Posts from 2010

Re: The world and it’s perspectives

You write: “In fact, many have tried, my favorite being G. E. Moore, who in 1903, wrote Principia Ethica… an entire (lengthy) book solely to attempt to define the word.”

I’m pretty sure that’s not what Moore was trying to do in Principia Ethica.

The major conclusion of the first chapter (“The Subject-Matter of Ethics”) is that good is indefinable (in the sense that the concept of good cannot be analyzed into any set of more basic concepts).

The rest of the chapters in the book are intended, not to define good (which Moore argued was impossible) but rather to criticize other ethical theories which he takes to be based on what he calls the “Naturalistic Fallacy” (the fallacy of passing off a substantive theory about what things are good, as if it were simply a definition of what good is); and then developing a method to develop a positive theory of his own (which is based not on attempted definitions of ‘good,’ but rather on the rigorous testing of intuitions about what is good in itself (as an end).

You write: “‘Cheating’ is not unethical here, and trying to force these things on other people without a thought to why, that is clearly arrogant ignorance. “

Well, so what’s wrong with “arrogant ignorance”? Certainly, if we accept your claims here, it seems that Westerners engage in “arrogant ignorance” all the time, accept it as O.K., or even virtuous, and have deep cultural reasons for doing so — just as you say is the case for the practice of “cheating” by Indonesians. But are you proposing that, even though Westerners apparently do this all the time and are O.K. with it, it’s nevertheless wrong — unethical — for them to practice “arrogant ignorance”?

If not, then why criticize them for it, when you won’t criticize Indonesians for “cheating”?

If so, then it seems that there are at least some things which you recognize as good (humility and knowledge) across the board, and other things which you recognize as bad (arrogant ignorance) across the board, regardless of culture, and regardless of how much the people practicing of it happen to approve of their own behavior. N’est-ce pas?

Re: Minarchism

... Anthony, Sure, and to the extent that minarchos are better on these topics, it's correspondingly easier to work with them; and to the extent that a

Re: Minarchism

... Do you mean Nozick? ... Rand and Nozick both hold that the minimal state as they envision it should raise revenue only voluntarily, through donations or

Comment on How Inequality Shapes Our Lives, Part 3 by Rad Geek

Nathan Benedict:

Well, I can’t prove that this would be the case, but I have some evidence as to why it might be so. Look at air travel.

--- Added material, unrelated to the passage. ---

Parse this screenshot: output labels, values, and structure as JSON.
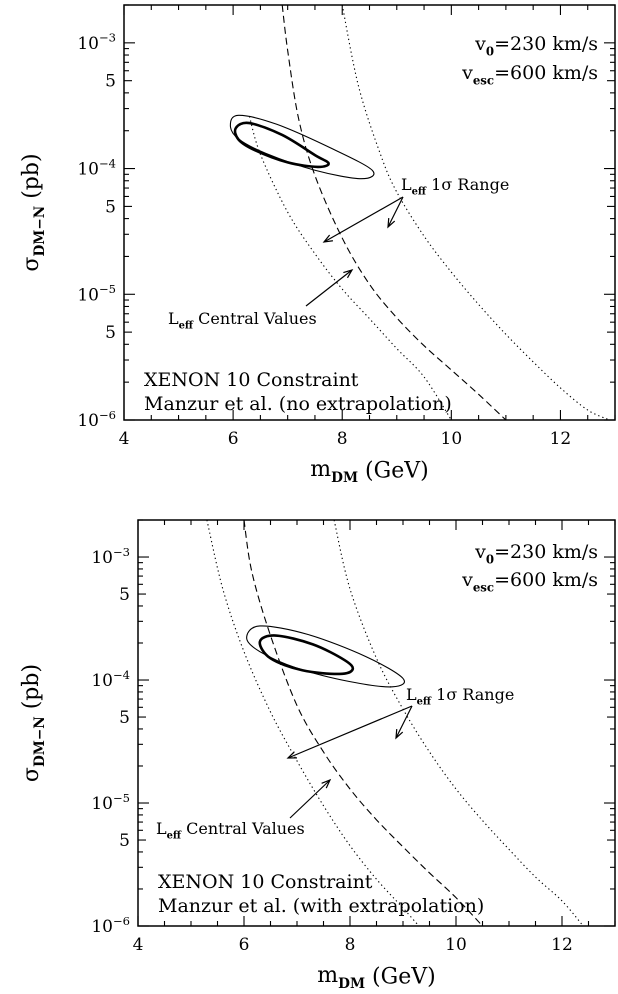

Well, what am I supposed to find out by looking at air travel? It’s certainly true that people will put up with a lot of temporary physical discomfort for up to a few hours at a time, in order to fly more cheaply. It’s also true that the longer they have to put up with it, the more price-inelastic their demand for comfort becomes. (E.G., as far as I know there is no regulatory reason why airlines couldn’t charge for meals on a trans-Atlantic flight, just as they charge for meals on domestic flights. But generally they don’t.) This may tell you something about what people are willing to put up with in a place where they expect to be living for the next several months at least; in any case, the issue of physical comfort or discomfort is also different from the issue of how likely you are to be dicked over by the terms of the contract. (Lots of people buy “non-refundable” tickets in order to save money; but as it happens most airlines are relatively willing to extend a fair amount of latitude even on such tickets if you end up having to change your travel plans. They could be a lot more hardassed about this than they actually are, but presumably what they’d save by doing so doesn’t compensate for the business they’d expect to lose. And there’d be pressure to be even more forgiving if the air travel market were more competitive than regulatory cartelization has made it.)

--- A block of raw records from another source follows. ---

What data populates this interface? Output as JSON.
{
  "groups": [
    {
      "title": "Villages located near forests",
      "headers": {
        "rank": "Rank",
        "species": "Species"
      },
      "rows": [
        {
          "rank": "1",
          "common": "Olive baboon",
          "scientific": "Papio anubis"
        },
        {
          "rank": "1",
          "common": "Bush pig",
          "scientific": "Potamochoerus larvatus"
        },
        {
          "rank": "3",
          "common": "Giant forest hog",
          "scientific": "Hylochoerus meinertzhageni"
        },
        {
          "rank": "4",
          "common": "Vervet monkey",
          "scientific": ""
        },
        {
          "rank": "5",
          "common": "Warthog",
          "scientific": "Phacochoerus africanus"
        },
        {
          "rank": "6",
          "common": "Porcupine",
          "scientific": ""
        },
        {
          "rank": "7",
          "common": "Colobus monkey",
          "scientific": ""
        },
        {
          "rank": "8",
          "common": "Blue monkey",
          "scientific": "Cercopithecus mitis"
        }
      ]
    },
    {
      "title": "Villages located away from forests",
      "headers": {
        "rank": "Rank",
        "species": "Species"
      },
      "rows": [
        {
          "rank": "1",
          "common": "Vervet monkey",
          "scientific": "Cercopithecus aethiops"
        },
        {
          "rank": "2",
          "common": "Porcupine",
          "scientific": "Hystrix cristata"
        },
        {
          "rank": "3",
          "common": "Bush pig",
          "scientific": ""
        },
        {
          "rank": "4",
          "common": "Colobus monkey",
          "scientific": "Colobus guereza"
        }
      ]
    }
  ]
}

Nathan Benedict: But there seems to be enough people willing to do anything to save a buck that such onerous contracts would not have any difficulties finding takers.

Maybe, but again, what makes you think that the price savings to landlords would be great enough to make a significant difference when compared when the countervailing force of increased small-scale competition within the rental market? Just pointing to the existence of demand is not enough to show that something is actually going to be economically viable; you do need to show that the marginal costs faced by the supplier are such that there would actually be profit in it. In any case, the likely effect of increased competition in the market — in particular, increased competition from small-scale or informal-sector players — and the reduction of regulatory fixed costs for landlords, would tend to be lower rental prices, even at the same or better quality of service, no? Hence reducing the amount of advantage that a slumlord could extract by lowering prices below the already-lower rates.